On Tue, Feb 09, 2021 at 08:58:15PM +0000, Song Bao Hua (Barry Song) wrote:
I've finally had a moment to think about this, would it make sense to also break up group: node0+1, such that we then end up with 3 groups of equal size?
Since the sched_domain[n-1] of a part of node[m]'s siblings are able to cover the whole span of sched_domain[n] of node[m], there is no necessity to scan over all siblings of node[m], once sched_domain[n] of node[m] has been covered, we can stop making more sched_groups. So the number of sched_groups is small.
So historically, the code has never tried to make sched_groups result in equal size. And it permits the overlapping of local group and remote groups.
Histrorically groups have (typically) always been the same size though.
The reason I did ask is because when you get one large and a bunch of smaller groups, the load-balancing 'pull' is relatively smaller to the large groups.

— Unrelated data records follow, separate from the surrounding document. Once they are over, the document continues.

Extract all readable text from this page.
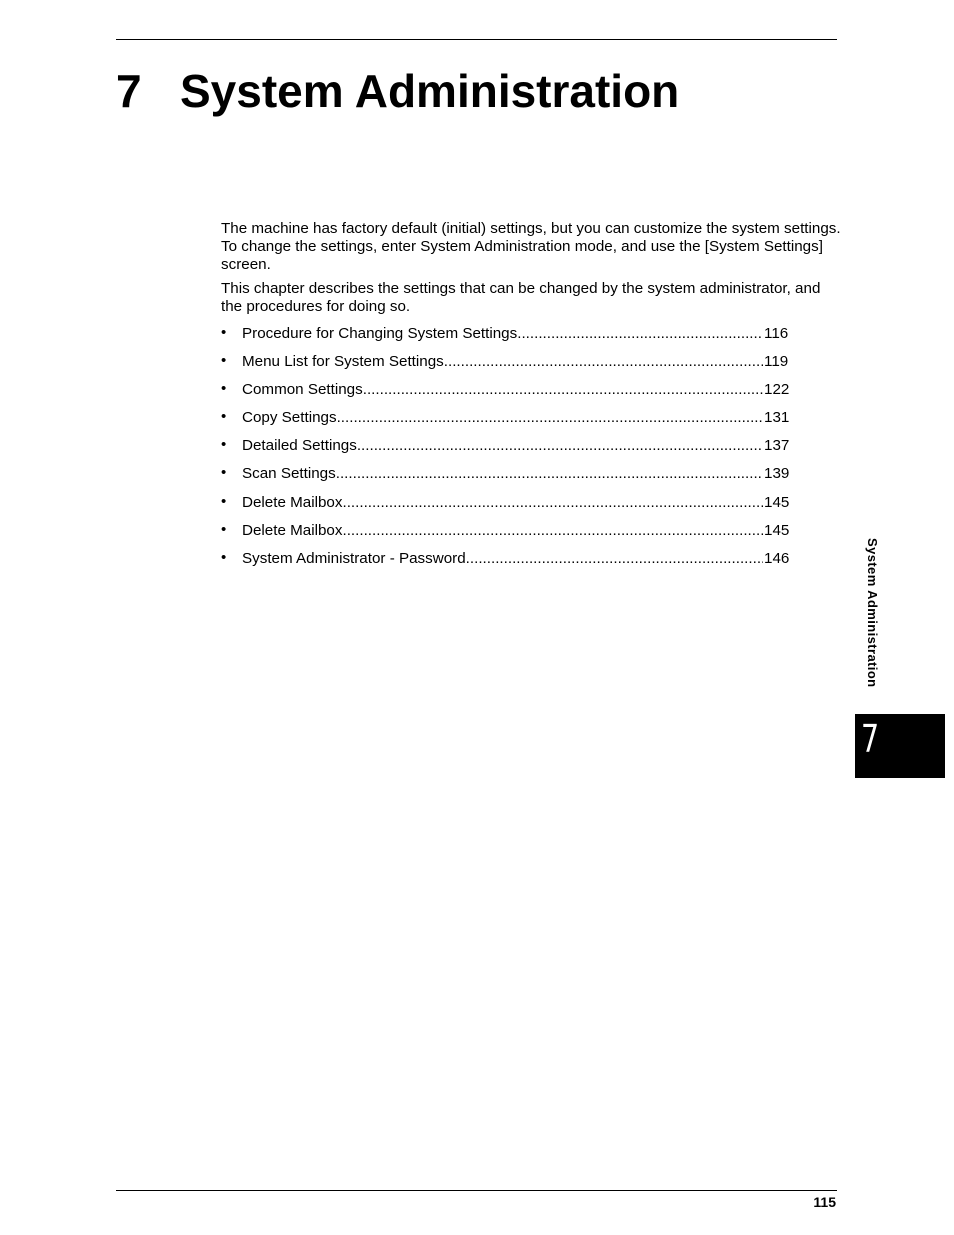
7 System Administration

The machine has factory default (initial) settings, but you can customize the system settings. To change the settings, enter System Administration mode, and use the [System Settings] screen.

This chapter describes the settings that can be changed by the system administrator, and the procedures for doing so.

• Procedure for Changing System Settings .....	116
• Menu List for System Settings .....	119
• Common Settings .....	122
• Copy Settings .....	131
• Detailed Settings .....	137
• Scan Settings .....	139
• Delete Mailbox .....	145
• Delete Mailbox .....	145
• System Administrator - Password .....	146	System Administration
7
115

That is, IIRC should_we_balance() ensures only 1 CPU out of the group continues the load-balancing pass. So if, for example, we have one group of 4 CPUs and one group of 2 CPUs, then the group of 2 CPUs will pull 1/2 times, while the group of 4 CPUs will pull 1/4 times.
By making sure all groups are of the same level, and thus of equal size, this doesn't happen.